The Path Has Been Prepared

The following is the first of three reflections that were given at the Hillsboro UMC Christmas Eve service on 12/24/2008.

It sometimes seems like God takes forever to fulfill His promises, doesn’t it?  As we read the Old Testament, we see promises that take centuries to fulfill.  God calls Abram to leave his homeland and promises that his descendants will live in the Promised Land.  Abraham, Isaac, Jacob, Joseph, 400 years of slavery and 40 years in the desert pass by before Joshua finally leads the Israelites into the Promised Land.  Once they are in the Promised Land, the Israelites start several cycles that found them falling away from God, getting into trouble with various peoples in the region, returning to God and being freed from oppression.
  
They eventually desire a king, and God gives them a monarchy beginning with Saul.  David and Solomon follow, but after Solomon the nation falls apart and breaks into Israel in the north and Judah in the south.  After repeatedly being warned by the prophets, starting as early as 760 B.C. with Amos, Israel becomes the first to fall into God’s judgment.  The mighty Assyrian empire sweeps in and conquers the northern kingdom by 722 B.C.  Eventually, Judah is conquered and exiled to Babylon in 586 B.C.  It didn’t take a whole lot of time for God to work in these instances, but it was still several decades.  The Messiah is mentioned most heavily in Isaiah, whose ministry was from about 760-700 B.C; however, the Messiah doesn’t appear until the first century, over 700 years after he is first discussed by the prophets.  Jesus talks about his return in the early first century, and here we sit, nearly 2000 years later, awaiting this event.  God takes his time, but God is faithful.

When the angel Gabriel appeared to Zechariah, he told Zechariah that his waiting was over.  After many, many years of waiting, Zechariah was going to be a father.  But Zechariah’s child was not going to be just any child.  He was one who was spoken of long ago, by promises that the Lord had yet to fulfill.  Malachi 4:5-6 says, “Behold, I will send you Elijah the prophet before the great and awesome day of the Lord comes.  And he will turn the hearts of fathers to their children and the hearts of children to their fathers, lest I come and strike the land with a decree of utter destruction.”  Gabriel says to Zechariah that his son will “turn the hearts of the fathers to their children” (v. 17).  It is no coincidence that Gabriel uses the same words that are found in Malachi.  The time had finally come for God to fulfill the promises he made centuries before through the prophet.

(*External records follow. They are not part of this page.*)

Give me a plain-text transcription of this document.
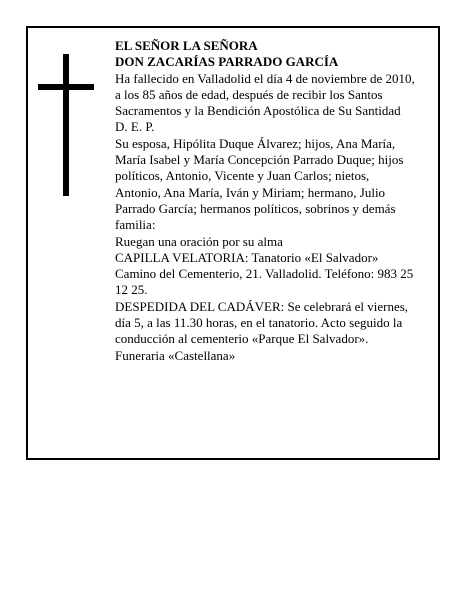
EL SEÑOR LA SEÑORA

DON ZACARÍAS PARRADO GARCÍA

Ha fallecido en Valladolid el día 4 de noviembre de 2010, a los 85 años de edad, después de recibir los Santos Sacramentos y la Bendición Apostólica de Su Santidad

D. E. P.

Su esposa, Hipólita Duque Álvarez; hijos, Ana María, María Isabel y María Concepción Parrado Duque; hijos políticos, Antonio, Vicente y Juan Carlos; nietos, Antonio, Ana María, Iván y Miriam; hermano, Julio Parrado García; hermanos políticos, sobrinos y demás familia:

Ruegan una oración por su alma

CAPILLA VELATORIA: Tanatorio «El Salvador» Camino del Cementerio, 21. Valladolid. Teléfono: 983 25 12 25.

DESPEDIDA DEL CADÁVER: Se celebrará el viernes, día 5, a las 11.30 horas, en el tanatorio. Acto seguido la conducción al cementerio «Parque El Salvador».

Funeraria «Castellana»
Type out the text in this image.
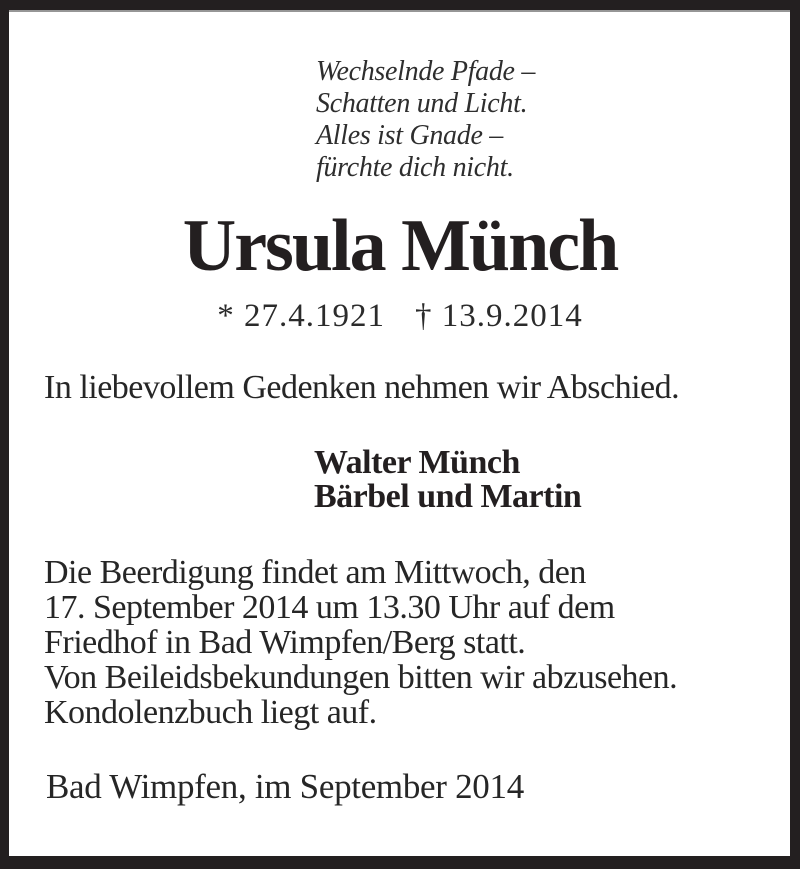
Wechselnde Pfade –
Schatten und Licht.
Alles ist Gnade –
fürchte dich nicht.
Ursula Münch
* 27.4.1921 † 13.9.2014
In liebevollem Gedenken nehmen wir Abschied.
Walter Münch
Bärbel und Martin
Die Beerdigung findet am Mittwoch, den
17. September 2014 um 13.30 Uhr auf dem
Friedhof in Bad Wimpfen/Berg statt.
Von Beileidsbekundungen bitten wir abzusehen.
Kondolenzbuch liegt auf.
Bad Wimpfen, im September 2014
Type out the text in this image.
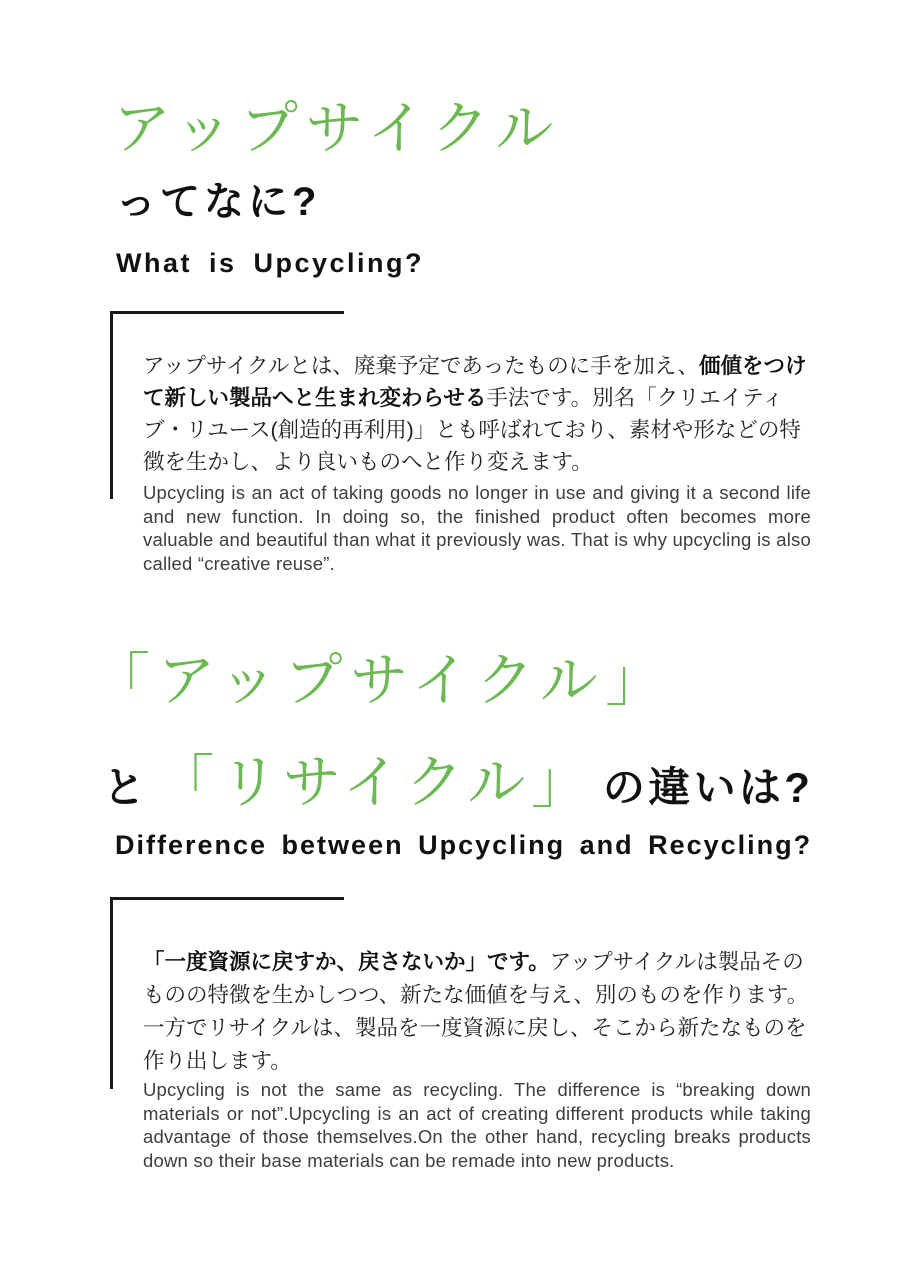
アップサイクル
ってなに?
What is Upcycling?
アップサイクルとは、廃棄予定であったものに手を加え、価値をつけて新しい製品へと生まれ変わらせる手法です。別名「クリエイティブ・リユース(創造的再利用)」とも呼ばれており、素材や形などの特徴を生かし、より良いものへと作り変えます。
Upcycling is an act of taking goods no longer in use and giving it a second life and new function. In doing so, the finished product often becomes more valuable and beautiful than what it previously was. That is why upcycling is also called “creative reuse”.
「アップサイクル」
と 「リサイクル」 の違いは?
Difference between Upcycling and Recycling?
「一度資源に戻すか、戻さないか」です。アップサイクルは製品そのものの特徴を生かしつつ、新たな価値を与え、別のものを作ります。一方でリサイクルは、製品を一度資源に戻し、そこから新たなものを作り出します。
Upcycling is not the same as recycling. The difference is “breaking down materials or not”.Upcycling is an act of creating different products while taking advantage of those themselves.On the other hand, recycling breaks products down so their base materials can be remade into new products.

When John was born there was some debate as to what the boy would be called.  Elizabeth knew of Zechariah’s message from the Lord and insisted that he be named John.  The neighbors and relatives were insisting that he be called Zechariah, after his father, who had been unable to speak since he was visited by Gabriel in the Temple.  However, Zechariah wrote on a tablet that his name would be John, and he was able to speak once again.  Immediately he began praising God and the people knew that there was going to be something different about this child.

John’s ministry was one of preparation.  He was the one who was to prepare the hearts of the people of Israel.  We’ve seen earlier this month how John fulfilled the role of Elijah that is found in Malachi, and how he was the voice crying out in the desert from Isaiah 40.  It was time.  God’s promises were finally  being realized right in front of their eyes.  And John knew what his role was.  His role was to point others to Jesus so that they may encounter the Lamb of God, as he puts it in John 1.  Hearts had been turned, the people have been prepared.  The time for God to fulfill His promises had finally come.